Conseils pratiques aux colombiculteurs.

Par Selectionsavicoles

CONSEILS PRATIQUES AUX COLOMBICULTEURS

‑ Il est préférable que les débutants aient une idée assez précise de la race avec la­quelle ils aimeraient commencer.

‑ La conception ou l'aménagement des volières doit dépendre de ce choix, c'est-à-dire être fonction des caractéristiques et du tempérament des pigeons.

Toujours s'assurer que le pigeonnier est convenablement éclairé et aéré, et que le cas échéant, les ouvertures puissent être réglées pour assurer le confort des oiseaux.

‑ Lors de la construction ou de l'aména­gement du colombier, faire le nécessaire pour que les rats et les sauvagines ne puis­sent jamais pénétrer dans le local d’élevage.

‑ Déterminer à l'avance, la nature de la litière qui sera utilisée, et faire en sorte que l'approvisionnement soit facile.

‑ Les locaux d'élevage doivent toujours être fin prêts avant que soient introduits les premiers habitants. Cela évite d'avoir à ef­frayer inutilement les nouveaux venus.

‑ Ne jamais acheter des reproducteurs pour leur prix avantageux, mais opter avant tout pour la meilleure qualité possible. Ceci est d'une importance capitale.

‑ Il est indispensable de se renseigner le mieux possible sur les techniques d'éle­vage, mais c'est surtout en pratiquant que l'on acquière de solides connaissances.

‑ Il est assez normal qu'avec de jeunes reproducteurs, la première et même la deuxième couvée soient infertiles.

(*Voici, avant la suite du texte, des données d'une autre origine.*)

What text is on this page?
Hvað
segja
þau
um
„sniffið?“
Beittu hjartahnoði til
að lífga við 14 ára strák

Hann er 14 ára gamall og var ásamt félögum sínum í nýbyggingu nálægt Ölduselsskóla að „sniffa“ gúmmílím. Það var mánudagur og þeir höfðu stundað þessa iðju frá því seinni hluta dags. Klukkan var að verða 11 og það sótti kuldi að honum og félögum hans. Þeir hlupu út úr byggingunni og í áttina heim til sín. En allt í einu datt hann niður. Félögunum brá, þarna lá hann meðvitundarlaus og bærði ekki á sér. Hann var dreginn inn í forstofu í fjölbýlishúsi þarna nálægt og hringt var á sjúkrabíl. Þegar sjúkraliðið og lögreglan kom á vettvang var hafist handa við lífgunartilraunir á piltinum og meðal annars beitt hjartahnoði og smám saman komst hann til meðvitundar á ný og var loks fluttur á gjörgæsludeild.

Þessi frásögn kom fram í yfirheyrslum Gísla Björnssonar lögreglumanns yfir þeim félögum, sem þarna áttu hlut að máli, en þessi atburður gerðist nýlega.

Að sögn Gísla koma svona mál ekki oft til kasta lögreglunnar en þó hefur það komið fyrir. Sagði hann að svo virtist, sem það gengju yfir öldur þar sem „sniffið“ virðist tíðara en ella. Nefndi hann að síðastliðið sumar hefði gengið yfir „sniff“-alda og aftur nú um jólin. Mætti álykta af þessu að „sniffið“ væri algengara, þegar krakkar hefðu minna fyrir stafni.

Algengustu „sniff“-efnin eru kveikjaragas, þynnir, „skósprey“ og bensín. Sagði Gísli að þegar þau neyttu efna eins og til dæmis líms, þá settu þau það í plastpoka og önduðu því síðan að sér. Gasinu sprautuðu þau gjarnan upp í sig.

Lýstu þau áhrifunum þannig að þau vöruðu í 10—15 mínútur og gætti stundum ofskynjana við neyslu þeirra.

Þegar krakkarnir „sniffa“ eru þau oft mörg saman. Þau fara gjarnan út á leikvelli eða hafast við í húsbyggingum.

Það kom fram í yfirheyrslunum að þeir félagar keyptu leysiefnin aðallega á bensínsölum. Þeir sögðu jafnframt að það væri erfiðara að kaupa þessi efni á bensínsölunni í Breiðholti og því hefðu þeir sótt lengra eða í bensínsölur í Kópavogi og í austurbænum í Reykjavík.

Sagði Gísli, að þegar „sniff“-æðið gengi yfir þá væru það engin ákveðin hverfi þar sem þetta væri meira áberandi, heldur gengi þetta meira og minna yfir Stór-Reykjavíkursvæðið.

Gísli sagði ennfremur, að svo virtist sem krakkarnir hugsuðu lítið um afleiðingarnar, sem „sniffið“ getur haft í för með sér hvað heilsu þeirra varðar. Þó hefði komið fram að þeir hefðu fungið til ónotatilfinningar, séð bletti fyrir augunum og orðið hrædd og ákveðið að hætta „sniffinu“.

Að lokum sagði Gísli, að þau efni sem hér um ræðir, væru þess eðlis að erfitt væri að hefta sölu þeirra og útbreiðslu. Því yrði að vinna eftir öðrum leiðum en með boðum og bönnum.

‑ Il ne faut pas s'attendre à ce que tous les jeunes issus d'un couple de valeur, soient de la même qualité que leurs pa­rents,

‑ Dans le cas où aucun des jeunes n'est d'une qualité supérieure à celle de ses pa­rents, il convient de refaire les accouplements ou de se procurer de nouveaux su­jets de qualité, si bien sûr on désire pro­gresser.

‑ Plutôt que de rechercher sans cesse ici et là, des sujets améliorateurs, il est tou­jours préférable de créer sa propre souche, ce qui évite bien des surpises désagréa­bles, aussi bien dans le domaine de la qua­lité que sur la plan sanitaire.

‑ Adhérer à une association active dans le but d'enrichir vos connaissances et d'échanger de saines idées et de bons pi­geons.

‑ Ne présenter dans les expositions que les produits de son propre élevage pour pouvoir être content et fier de son travail, lorsqu'ils feront l'admiration des autres éle­veurs.

‑ Ne faire participer à des concours, que des sujets qui auront été préparés pour cela, si l'on veut qu'ils partent à égalité de chance avec les autres concurrents.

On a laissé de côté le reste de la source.